For employment lawyers and HR professionals, it’s "old" news that overtime lawsuits are a major concern.  Business Week picks up on that trend in next week’s Cover Story entitled: "Wage Wars: Does your Boss Owe You Overtime"

According to the article:

No one tracks precise figures, but lawyers on both sides estimate that over the last few years companies have collectively paid out more than $1 billion annually to resolve these claims, which are usually brought on behalf of large groups of employees.

Yes, you read that right. A BILLION dollars. 

Is this estimate true? Who knows.  But considering that the Labor Department estimates that 86 percent of the workforce is subject to overtime rules, that number suggests that there may still be lots of other potential lawsuits out there.  Connecticut has had no shortage of these lawsuits either. 

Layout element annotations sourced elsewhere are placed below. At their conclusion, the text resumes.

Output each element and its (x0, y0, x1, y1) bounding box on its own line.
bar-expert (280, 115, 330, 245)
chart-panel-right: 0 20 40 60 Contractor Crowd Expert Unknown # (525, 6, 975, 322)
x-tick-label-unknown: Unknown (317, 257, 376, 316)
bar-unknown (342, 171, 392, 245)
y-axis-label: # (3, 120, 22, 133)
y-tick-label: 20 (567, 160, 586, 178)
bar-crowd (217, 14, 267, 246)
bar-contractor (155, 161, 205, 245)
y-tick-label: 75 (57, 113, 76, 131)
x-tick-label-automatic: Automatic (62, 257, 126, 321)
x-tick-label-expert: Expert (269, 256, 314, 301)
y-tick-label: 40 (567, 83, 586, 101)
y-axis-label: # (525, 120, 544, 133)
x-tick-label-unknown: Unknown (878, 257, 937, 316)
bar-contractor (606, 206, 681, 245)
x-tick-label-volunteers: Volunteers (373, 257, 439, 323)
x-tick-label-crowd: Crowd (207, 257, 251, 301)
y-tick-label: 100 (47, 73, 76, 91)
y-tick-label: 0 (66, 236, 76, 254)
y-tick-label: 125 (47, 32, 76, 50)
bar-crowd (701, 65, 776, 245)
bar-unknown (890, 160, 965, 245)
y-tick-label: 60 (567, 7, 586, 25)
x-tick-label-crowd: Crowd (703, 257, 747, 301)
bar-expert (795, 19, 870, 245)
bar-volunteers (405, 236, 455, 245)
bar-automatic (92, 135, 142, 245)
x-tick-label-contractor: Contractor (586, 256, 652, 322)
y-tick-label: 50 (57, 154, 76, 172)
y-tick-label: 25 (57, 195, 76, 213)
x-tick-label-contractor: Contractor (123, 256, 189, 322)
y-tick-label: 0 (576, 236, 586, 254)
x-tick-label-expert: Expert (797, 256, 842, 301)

What’s an employer to do? Clearly, some pro-active steps are always in order. 

  • Audit your exempt employees.  Go over job descriptions and compare that with actual duties.  Sometimes "managers" are just glorified sales workers.
  • Take seriously any complaints by employees about their overtime.  If there is a problem, odds are the complaining employee isn’t the only one with the problem.  And that means the potential for a class action case. 
  • Educate your Human Resource personnel and, even better, your payroll people about the overtime rules.  In particular, even if people are receiving overtime, make sure its calculated correctly.
  • When in doubt, get advice.  These issues never get "better" overtime. If anything, when overtime issues are allowed to fester, the risk for companies increases substantially.  Working with an attorney and payroll personnel to comply with the law with ensure that the little issues don’t turn into big ones. 

We’ll discuss more about wage and hour claims in upcoming posts, but for background on the issue, the Business Week article is a good background piece.